HCR Law Events

18 May 2020

What does the England/ Wales lockdown difference mean for employers?

When looking at the potential employment issues, given the slight ease in the lockdown in England, you wouldn’t necessarily think of Llanymynech Golf Club as your starting point. However, the course, which straddles the England and Wales border, is an interesting illustration of the differences in the relaxation of the lockdown rules between England and Wales.

Golf has been allowed to resume in England, whilst courses in Wales are to remain shut -slightly problematic when the course has holes in both countries. However, and more importantly, it does highlight the question of what a business which operates in England but has employees living in Wales should do.

Advice in England now is that if you cannot work from home, you should go back to work taking the necessary precautions.
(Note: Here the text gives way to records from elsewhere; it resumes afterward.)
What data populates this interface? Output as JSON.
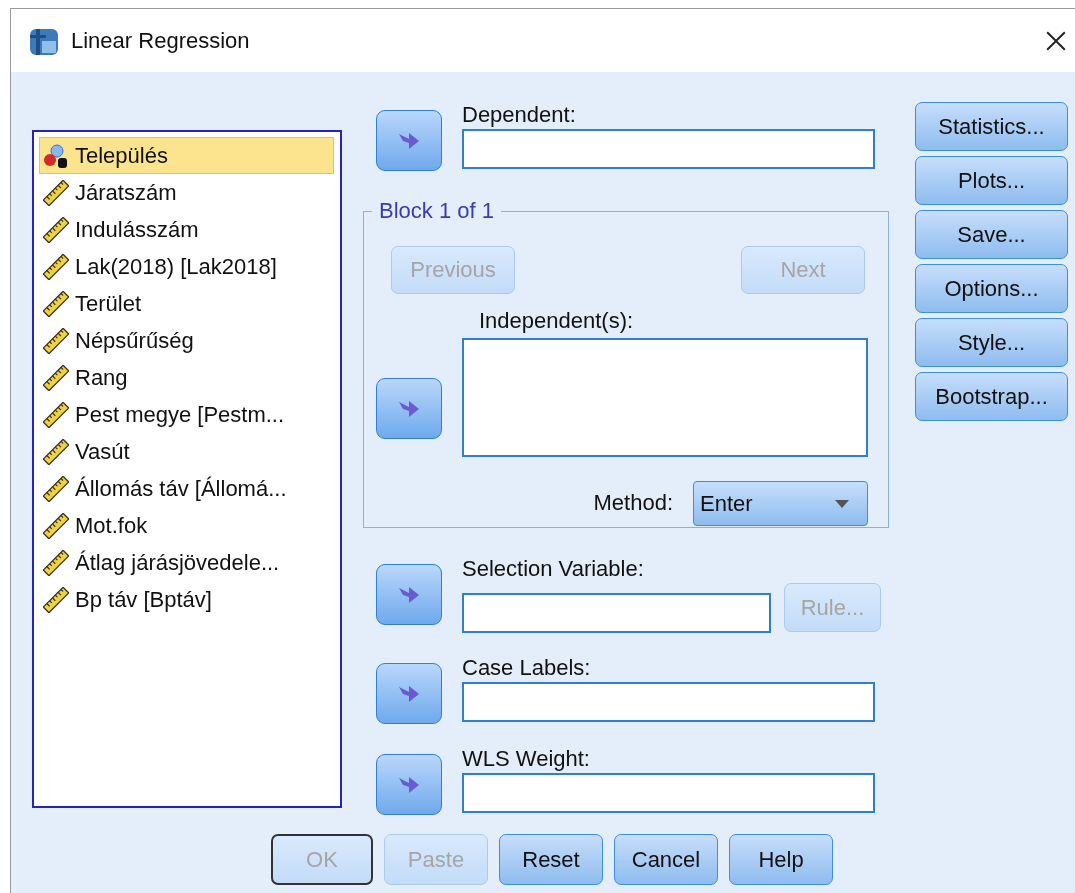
{
  "window": {
    "title": "Linear Regression"
  },
  "variables": [
    {
      "label": "Település",
      "kind": "nominal",
      "selected": true
    },
    {
      "label": "Járatszám",
      "kind": "scale",
      "selected": false
    },
    {
      "label": "Indulásszám",
      "kind": "scale",
      "selected": false
    },
    {
      "label": "Lak(2018) [Lak2018]",
      "kind": "scale",
      "selected": false
    },
    {
      "label": "Terület",
      "kind": "scale",
      "selected": false
    },
    {
      "label": "Népsűrűség",
      "kind": "scale",
      "selected": false
    },
    {
      "label": "Rang",
      "kind": "scale",
      "selected": false
    },
    {
      "label": "Pest megye [Pestm...",
      "kind": "scale",
      "selected": false
    },
    {
      "label": "Vasút",
      "kind": "scale",
      "selected": false
    },
    {
      "label": "Állomás táv [Állomá...",
      "kind": "scale",
      "selected": false
    },
    {
      "label": "Mot.fok",
      "kind": "scale",
      "selected": false
    },
    {
      "label": "Átlag járásjövedele...",
      "kind": "scale",
      "selected": false
    },
    {
      "label": "Bp táv [Bptáv]",
      "kind": "scale",
      "selected": false
    }
  ],
  "dependent": {
    "label": "Dependent:"
  },
  "block": {
    "legend": "Block 1 of 1",
    "previous": {
      "label": "Previous",
      "disabled": true
    },
    "next": {
      "label": "Next",
      "disabled": true
    },
    "independents_label": "Independent(s):",
    "method_label": "Method:",
    "method": "Enter"
  },
  "selection": {
    "label": "Selection Variable:",
    "rule": {
      "label": "Rule...",
      "disabled": true
    }
  },
  "case_labels": {
    "label": "Case Labels:"
  },
  "wls_weight": {
    "label": "WLS Weight:"
  },
  "side_buttons": [
    "Statistics...",
    "Plots...",
    "Save...",
    "Options...",
    "Style...",
    "Bootstrap..."
  ],
  "bottom_buttons": [
    {
      "label": "OK",
      "disabled": true,
      "default": true
    },
    {
      "label": "Paste",
      "disabled": true,
      "default": false
    },
    {
      "label": "Reset",
      "disabled": false,
      "default": false
    },
    {
      "label": "Cancel",
      "disabled": false,
      "default": false
    },
    {
      "label": "Help",
      "disabled": false,
      "default": false
    }
  ]
}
This is likely to see many businesses reopening over the coming weeks, including those close to the Welsh border.

However, in Wales, the lockdown has remained more stringent. People are advised they cannot travel “a significant distance” and those travelling from England are not allowed to cross the Welsh border.

For those who live in Wales, but work in England, this is an extremely confusing state of affairs. Should they listen to the advice in England on returning to work (where their employer is situated) or remain at home in accordance with the advice in Wales (where they live)?

A UK government spokesperson has said the guidance on workplace safety in Wales and England is similar and therefore people could travel to work if they could not work from home.

However, the rules could still give rise to potential issues. If an employee living in Wales refused to come into work in England, citing that they were listening to the advice of the Welsh government, what should the employer do? 

The crucial points for employers, in such an unclear situation, are to be reasonable and carefully consider the employee’s reasons for not coming to work, exploring whether there were any ways to overcome these issues. But ultimately if an employee is not at work and has no proper justification (eg. holiday or sickness), then the employer may not be obliged to pay them and there may even be grounds for terminating employment. Detailed legal advice would need to be taken before stopping pay or dismissing staff.